Give them opulence and they cannot retain it. Give them luxuries, and they do not appreciate them. They are the dark earthy ones who must ever bow before intelligence. They do not love God, for they cannot know Him. They are like the hairy anthropoids, raising their hands to unknown elements.
2. Thinkers
The second division is made up of the artisans and those who labor both with mind and hand. They buy, sell, and exchange.
To their basic dullness has been added a certain cunning and some intelligence. Having a mind, they control the mindless. They are the petty shopkeepers and those of a similar class who are gradually exchanging the labor of the hand for the labor of the head.
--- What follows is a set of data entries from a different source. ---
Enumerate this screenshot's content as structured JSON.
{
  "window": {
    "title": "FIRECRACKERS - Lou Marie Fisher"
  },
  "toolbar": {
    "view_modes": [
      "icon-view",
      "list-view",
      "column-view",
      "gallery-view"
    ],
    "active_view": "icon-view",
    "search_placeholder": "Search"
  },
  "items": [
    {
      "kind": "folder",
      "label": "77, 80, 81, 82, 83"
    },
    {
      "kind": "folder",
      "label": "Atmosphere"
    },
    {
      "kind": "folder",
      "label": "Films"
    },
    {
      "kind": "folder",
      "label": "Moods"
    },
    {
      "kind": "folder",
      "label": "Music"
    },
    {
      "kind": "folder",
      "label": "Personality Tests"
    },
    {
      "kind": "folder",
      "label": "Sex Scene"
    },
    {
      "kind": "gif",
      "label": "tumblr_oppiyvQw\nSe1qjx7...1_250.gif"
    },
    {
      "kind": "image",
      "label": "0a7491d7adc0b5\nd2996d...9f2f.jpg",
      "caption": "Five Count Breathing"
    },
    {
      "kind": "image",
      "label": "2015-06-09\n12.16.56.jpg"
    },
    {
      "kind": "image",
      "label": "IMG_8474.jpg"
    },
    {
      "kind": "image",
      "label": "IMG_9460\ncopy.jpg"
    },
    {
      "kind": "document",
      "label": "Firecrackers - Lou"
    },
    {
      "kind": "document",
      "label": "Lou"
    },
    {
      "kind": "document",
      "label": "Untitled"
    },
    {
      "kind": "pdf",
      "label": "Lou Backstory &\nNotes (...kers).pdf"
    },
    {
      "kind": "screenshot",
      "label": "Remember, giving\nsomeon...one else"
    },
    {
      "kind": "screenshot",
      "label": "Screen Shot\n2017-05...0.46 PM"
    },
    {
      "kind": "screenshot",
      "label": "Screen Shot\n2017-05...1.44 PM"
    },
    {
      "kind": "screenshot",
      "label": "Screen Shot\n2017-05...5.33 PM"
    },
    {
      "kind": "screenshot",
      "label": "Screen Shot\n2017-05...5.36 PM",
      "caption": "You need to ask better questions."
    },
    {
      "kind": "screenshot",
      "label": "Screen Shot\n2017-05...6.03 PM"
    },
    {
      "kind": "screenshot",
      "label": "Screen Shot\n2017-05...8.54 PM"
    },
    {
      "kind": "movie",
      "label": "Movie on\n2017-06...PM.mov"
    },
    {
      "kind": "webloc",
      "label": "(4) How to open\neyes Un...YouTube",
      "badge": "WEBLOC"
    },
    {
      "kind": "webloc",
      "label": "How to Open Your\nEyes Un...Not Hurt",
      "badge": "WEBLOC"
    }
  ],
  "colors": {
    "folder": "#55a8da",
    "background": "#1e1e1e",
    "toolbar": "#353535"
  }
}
Not having the mental organism with which to reason, they fill the places of worship where thinking is done for them. They allow their clergy to decide all spiritual problems for them, feeling themselves incapable of assuming the onus of heavy thinking.
As a result, their ideas of eternity are rather abstract and their credulity is utilized as a commercial asset by certain types of minds who consider it legitimate to capitalize on the ignorance of others.
3. Scientists
The third class is made up of the scientists. With microscopes, telescopes, and other apparatus still more complex, they attack the boundary lines of the known and wage war upon the limitless chaos. Those who wage this war in the cause of science are mostly concrete thinkers who follow as far as their instruments will lead them and then must wait for instruments still more powerful.
Most of these minds are atheistic or at least agnostic— that is, of course, unless they have two standards, one to last six days in the laboratory and the other to be assumed Sunday morning in church. The miracles of theology are incapable of chemical analysis and are consequently taken with a grain of salt by the scientific world.
Therefore the controversy between science and theology is bequeathed as a legacy to have and to hold upon that helpless posterity who come into the world to inherit the debate.
4. Creators
The fourth and highest group embraces philosophers, musicians, and artists, all living in an abstract mental world surrounded by dreams and visions wholly unrecognizable by the other types.
They have reached beyond the world of academic education to the world of creative idealism, which is at present the highest function of the human mind. Their world is the dwelling place of genius, of invention, and of the things which lower mentalities can only accept but never analyze.
Religiously, these minds are deistic. Most of them are monotheists, believers in one God. Many of them are mystics or occultists, and, although possibly not yet sufficiently advanced to recognize their doctrines, yet belong to that finer type of mind capable of piercing the veil which divides the shadow from the substance.